If Facebook has acted in breach of data protection law, action by private individuals in the UK has become more feasible very recently following the Court of Appeal’s ruling in Vidal-Hall v Google [2015] EWCA Civ 311, [2015] All ER (D) 307 (Mar) which has done away with the need for a claimant for damages under the UK’s Data Protection Act 1998 to show financial loss.

The Belgian Privacy Commission is expected to decide by 29 April 2015 whether or not to act upon the report.

What are the challenges of online consent in an Internet without borders?

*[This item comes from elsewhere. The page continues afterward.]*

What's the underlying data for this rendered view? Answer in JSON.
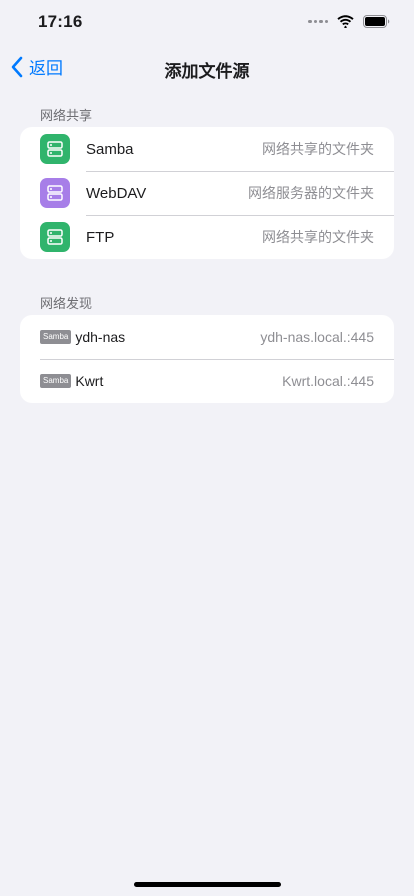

As the report points out, the tracking techniques deployed by Internet companies are constantly evolving. In fact it is becoming increasingly possible to track users across the web without the use of cookies at all through techniques known as ‘fingerprinting’, thus rendering the protection in the e-Privacy Directive, art 5(3) outdated. While the data collected by such techniques is still capable of attracting the protection of the Data Protection Directive, the collection itself may be outside the current scope of the law. However, as the European Court of Justice has demonstrated in Google Spain SL and another company v Agencia Espanola de proteccion de Datos (AEPD) and another: C-131/12 [2014] All ER (D) 124 (the ‘right to be forgotten case’) and consistent with the new data protection ‘super-regulation’ due to be passed this year and come into force by 2017, European data protection law will soon apply to any company that does business here, regardless of where it is established.

Jonathan Price was interviewed by Alex Heshmaty.